I am about halfway through Marie-José Mondzain’s Image, Icon, Economy, initially brought to my attention by J. Kameron Carter’s post about it. Already it is clear that one of the primary objections made in comments to Halden’s post responding to Carter (which, to be fair, does seem to have been motivated primarily by contrarianism about icons, leading others to be defensive) is easily disproven — commenters remarked that it was an emperor who first embraced iconoclasm, meaning the link between icon and empire is questionable, but Mondzain is clear throughout that the emperor’s purpose was to reserve the power of the icon solely for the empire and deprive the church of that power. At the same time he was destroying religious icons, he was putting out plenty of imperial icons.
That’s not my main point in writing this post, though — what I’d like to discuss is the potential connection between Mondzain’s book and Agamben’s The Kingdom and the Glory (which I have studied closely). The overlap between the two is considerable, but it seems to me that Mondzain achieves, in a much shorter work, what Agamben struggles to articulate, namely the relationship between “kingdom” (or rule) and “glory” (or spectacle). Indeed, reading Agamben’s book I got the impression that he was potentially on to something that would completely change his research project, which up till then had been too determined by Carl Schmitt’s political categories, and that as such the work was unusually tentative — and even scattered. It was difficult for me to tell what had motivated his organization of the text, for instance, particularly the fact that he buried one of his most powerful points (the link between divine providence and the “invisible hand”) in an appendix.
Mondzain, by contrast, is working with a textual tradition where the question of the relationship between power and spectacle is absolutely central, and specifically with a text, the Antirrhetics of Nikephoros of Constantinople (which she spent five years translating for the Sources Chrétiennes series), where that relationship was articulated with profound philosophical rigor — that is to say, Nikephoros argues that the divine “economy” (or providence, or governance, or management, etc.) issues necessarily in the icon.
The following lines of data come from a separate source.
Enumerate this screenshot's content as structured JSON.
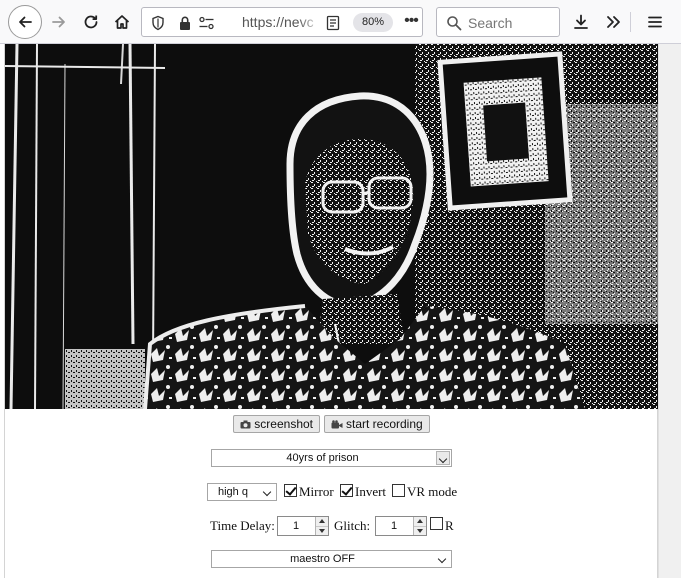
{
  "toolbar": {
    "url_text": "https://nevc",
    "zoom": "80%",
    "more": "•••",
    "search_placeholder": "Search"
  },
  "controls": {
    "screenshot_label": "screenshot",
    "record_label": "start recording",
    "effect_select": "40yrs of prison",
    "quality_select": "high q",
    "mirror_label": "Mirror",
    "mirror_checked": true,
    "invert_label": "Invert",
    "invert_checked": true,
    "vr_label": "VR mode",
    "vr_checked": false,
    "time_delay_label": "Time Delay:",
    "time_delay_value": "1",
    "glitch_label": "Glitch:",
    "glitch_value": "1",
    "r_label": "R",
    "r_checked": false,
    "maestro_select": "maestro OFF"
  }
}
Power requires display, which also means it requires abstraction, separation, etc.
It appears that Agamben’s bias in favor of the Aristotelian tradition, which led him to Aquinas rather than to the eastern late patristic writers, worked against him here. I was not aware of Mondzain’s work at the time I read Agamben and so do not know whether he cites it, but given his dismissiveness of the scholarly work on the theological concept of “economy,” I’m guessing he did not know of the book. (If anyone has easy access to the text and can clarify whether he cites it, I would appreciate it.)
In any case, Carter is right to characterize Mondzain’s book as the kind you need to live with for a while. After I finish this read-through with the interlibrary loan copy, I will definitely be picking up my own copy — in a strange way, this concept of “economy” (or the themes it brings together) is revealing itself to have been central to my work so far, to be a kind of knot tying together writings of mine that might appear to be more or less randomly juxtaposed.